If you’ve read many articles on this site, you probably recall that inadequate lubrication can cause bearing failure. But while lubrication is the most important maintenance factor in linear bearing life, there are other things that users can do to reduce maintenance costs and ensure they get the most life from a linear bearing, ball screw, or actuator.
Look and listen
Once the system is installed, tuned, and run-in, pay attention to any changes in running smoothness or noise. Rough running can indicate excess contamination or damage to bearing surfaces, while an increase in running torque often signals extreme wear. Noise has several potential causes, but when dealing with ball or lead screw assemblies, misalignment of the end bearings is one of the most common causes. In linear guide systems, noise can be caused by misalignment of guide rails or uneven loading on bearing blocks. If operational parameters change, the system may require a new tuning routine to adjust the servo system to the new application requirements.
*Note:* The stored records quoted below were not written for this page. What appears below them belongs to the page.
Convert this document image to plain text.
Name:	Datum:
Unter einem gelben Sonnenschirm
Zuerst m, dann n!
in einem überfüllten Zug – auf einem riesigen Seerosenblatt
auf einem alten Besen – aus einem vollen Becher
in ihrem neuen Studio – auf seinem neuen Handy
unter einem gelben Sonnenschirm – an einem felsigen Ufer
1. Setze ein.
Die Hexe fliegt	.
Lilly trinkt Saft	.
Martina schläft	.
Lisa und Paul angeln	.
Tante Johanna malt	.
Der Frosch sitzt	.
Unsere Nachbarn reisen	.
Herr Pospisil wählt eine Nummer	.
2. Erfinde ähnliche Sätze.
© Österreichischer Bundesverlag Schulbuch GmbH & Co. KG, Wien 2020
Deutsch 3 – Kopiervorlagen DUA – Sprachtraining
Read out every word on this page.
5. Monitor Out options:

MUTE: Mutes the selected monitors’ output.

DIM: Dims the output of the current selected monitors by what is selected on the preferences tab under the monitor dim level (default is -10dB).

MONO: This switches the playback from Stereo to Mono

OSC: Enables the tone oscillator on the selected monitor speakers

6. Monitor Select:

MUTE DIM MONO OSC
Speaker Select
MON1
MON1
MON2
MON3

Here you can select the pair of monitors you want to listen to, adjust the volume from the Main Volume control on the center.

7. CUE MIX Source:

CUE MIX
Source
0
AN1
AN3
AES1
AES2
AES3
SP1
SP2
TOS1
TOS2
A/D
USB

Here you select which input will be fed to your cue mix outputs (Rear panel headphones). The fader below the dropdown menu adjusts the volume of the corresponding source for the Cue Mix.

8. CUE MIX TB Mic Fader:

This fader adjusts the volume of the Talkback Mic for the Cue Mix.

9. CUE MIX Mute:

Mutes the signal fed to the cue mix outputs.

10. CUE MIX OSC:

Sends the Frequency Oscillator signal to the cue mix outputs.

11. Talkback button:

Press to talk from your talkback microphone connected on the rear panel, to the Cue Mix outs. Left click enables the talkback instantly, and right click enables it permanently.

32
When it comes to maintenance, the most important component of a linear system are the seals. Seals keep contamination out and lubrication in, and they’re relatively easy to visually inspect and replace. For linear actuators, if a cover is used, it’s good practice to remove it periodically to inspect for wear and check for any contamination that may have made its way inside the unit. Whether you’re dealing with bearing seals or an actuator cover, if the fit is loose or if contact between the seal and the bearing surface is degrading, it’s better to perform a simple, low-cost replacement than to wait until major damage occurs.
Use the right components
Regardless of the application, there’s a good chance that at some point in the machine’s service life, a linear bearing or screw component will need to be replaced. To make repair and replacement as painless as possible (and potentially less costly), use parts that can easily be replaced. This means linear rails and bearings that are interchangeable and ball nuts with adjustable preload, where possible. Of course, there are applications that require the benefits of matched-set linear guides or ball nuts with factory-set preload, but advances in manufacturing capabilities have made it possible to get the same or comparable precision and performance from components that are machined separately. And replacing a linear guide carriage or screw nut generally requires much less effort and time than replacing an entire guide rail or ball screw assembly.